2003年6月2日(月)「しんぶん赤旗」
有事法案と日本の軍事大国化の動きに、アジア各国から批判が続いています。シンガポールと韓国、中国の論調、政府の対応を紹介します。
六日から訪日する韓国の盧武鉉大統領は五月二十八日、日刊紙ハンギョレとのインタビューで、「北朝鮮の核問題を口実に平和憲法を捨てる動きもある」と問われ、次のように答えました。
「北東アジアの新しい未来、平和と繁栄の新しい未来を国民に提示し、その方向に進むために私たちみんなが努力し、その方向の障害物になることはするな、こういう方向で話そうと思う」
「日本に感情的に指摘すれば、日本が自省する契機にならない」「反日感情が沸き起こったときも、私は国内向けに外国を批判する発言をしなかった」
声高に日本を批判、追及して国内での人気取りを狙うことはしないが、言うべきことははっきり言う、という姿勢です。盧大統領は、「責任ある人と真剣に話す」とも語りました。
国会では五月十九日、与野党議員が有事法制への対応を尹永寛・外交通商相にただしました。
尹氏は、「日本の軍事力膨張の意図の現実化」については「もう少し推移を見守るべき」だと慎重に答弁する一方、「憂慮」を表明。
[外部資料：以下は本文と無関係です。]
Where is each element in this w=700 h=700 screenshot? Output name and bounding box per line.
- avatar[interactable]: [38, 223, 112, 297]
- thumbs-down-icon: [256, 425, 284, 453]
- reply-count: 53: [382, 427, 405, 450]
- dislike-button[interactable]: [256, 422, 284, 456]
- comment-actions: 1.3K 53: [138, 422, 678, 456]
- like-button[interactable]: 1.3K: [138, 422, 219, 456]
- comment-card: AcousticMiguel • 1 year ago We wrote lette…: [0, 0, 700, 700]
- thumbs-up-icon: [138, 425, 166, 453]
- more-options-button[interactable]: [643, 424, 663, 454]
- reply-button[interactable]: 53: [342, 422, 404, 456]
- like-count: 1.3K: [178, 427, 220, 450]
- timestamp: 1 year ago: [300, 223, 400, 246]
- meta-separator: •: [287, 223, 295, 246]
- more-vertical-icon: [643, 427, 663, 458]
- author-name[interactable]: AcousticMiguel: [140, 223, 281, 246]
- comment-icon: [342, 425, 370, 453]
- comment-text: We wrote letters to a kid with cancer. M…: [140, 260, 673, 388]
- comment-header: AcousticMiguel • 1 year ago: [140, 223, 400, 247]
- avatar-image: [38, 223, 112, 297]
有事法制は「日本国内の保守化の傾向」の「代表的な例」だと指摘し、「平和憲法、専守防衛、非核三原則の基調」を維持するよう日本政府に求めていると説明、韓国政府として「韓日友好関係、さらに北東アジア地域の平和構築と安定に否定的な影響を与えないよう、外交的な努力を続ける」と強調しました。
中国共産主義青年団機関紙、中国青年報(電子版五月三十日付)は、日本の軍事大国化がアジアの不安定要素となることを懸念し、日中両国が歴史問題を乗り越えるには多くの困難があるとする論評を掲載しました。
「日中関係は歴史問題を乗り越えられるか」と題する同論評は、「日中間に激しく逆巻く底流のほとんどが歴史問題に起因するものだ」と指摘。日本がこの二年間で、反テロやイラク戦争、朝鮮問題を利用し、関係国内法を成立させて実質的に日本の「平和憲法」を空洞化させたことは、日本の再武装を助長するとしています。
その上で小泉首相が、自衛隊は軍隊であると公の場で語ったことを紹介。「正しい歴史観がないまま再武装した日本は、東アジアの不安定要素だ」と警告を発しました。
また、経済低迷に苦しむ日本が東アジア協力を建設的に推進する役割を果たさなければ、中韓、東南アジア各国が東アジア協力の大局を形成し、日本を隅に押しやることもあると指摘。このような状況でも「日本はまだ日米関係が対外関係の中心だと強調し、安全保障でもアメリカに頼っている」とのべました。
最近、日本との歴史問題を棚上げすべきだとの意見が中国国内にあることについては、「両国間に誠意と和解がなければ歴史問題を避けることは不可能だ。誰かが棚上げしろといってできるものではない」と批判しました。
シンガポールの華字紙、聯合早報五月二十八日付は、「日本、憲法を迂回(うかい)して戦争を準備」と題する論評記事を掲載し、有事法案に強い警戒を表明しました。
記事は、「歴史的に日本でいわれる『有事』とは一貫して外国での『有事』のことであり、『有事』に備えるというのは海外での武力行使をねらうためだ」と指摘。「そのため、憲法を変更せずに有事法を制定するために何年も費やされた」とのべました。
記事は、「有事法案でいう『有事』には、必ずしも日本が攻撃を受けるという『事実』は含まれていない。むしろ、『攻撃される危険』さえあればよいのであり、それによって日本は自衛隊を出動させて防衛作戦をすすめることができる」と指摘しました。
また、「いわゆる『危険』の予測は、日本政府が一方的に判断できる。石破防衛庁長官によると、情報で北朝鮮が日本へのミサイル攻撃を計画していると証明されれば機先を制して北朝鮮に軍事攻撃を発動できる」としています。
記事は、衆議院で「政治的打算」から有事法案に賛成した民主党を、「『平和憲法』を完全に忘れて自民党政府に万全の戦争準備の権限を授け、日本の軍事大国への道をさらにすすめた」と厳しく批判しました。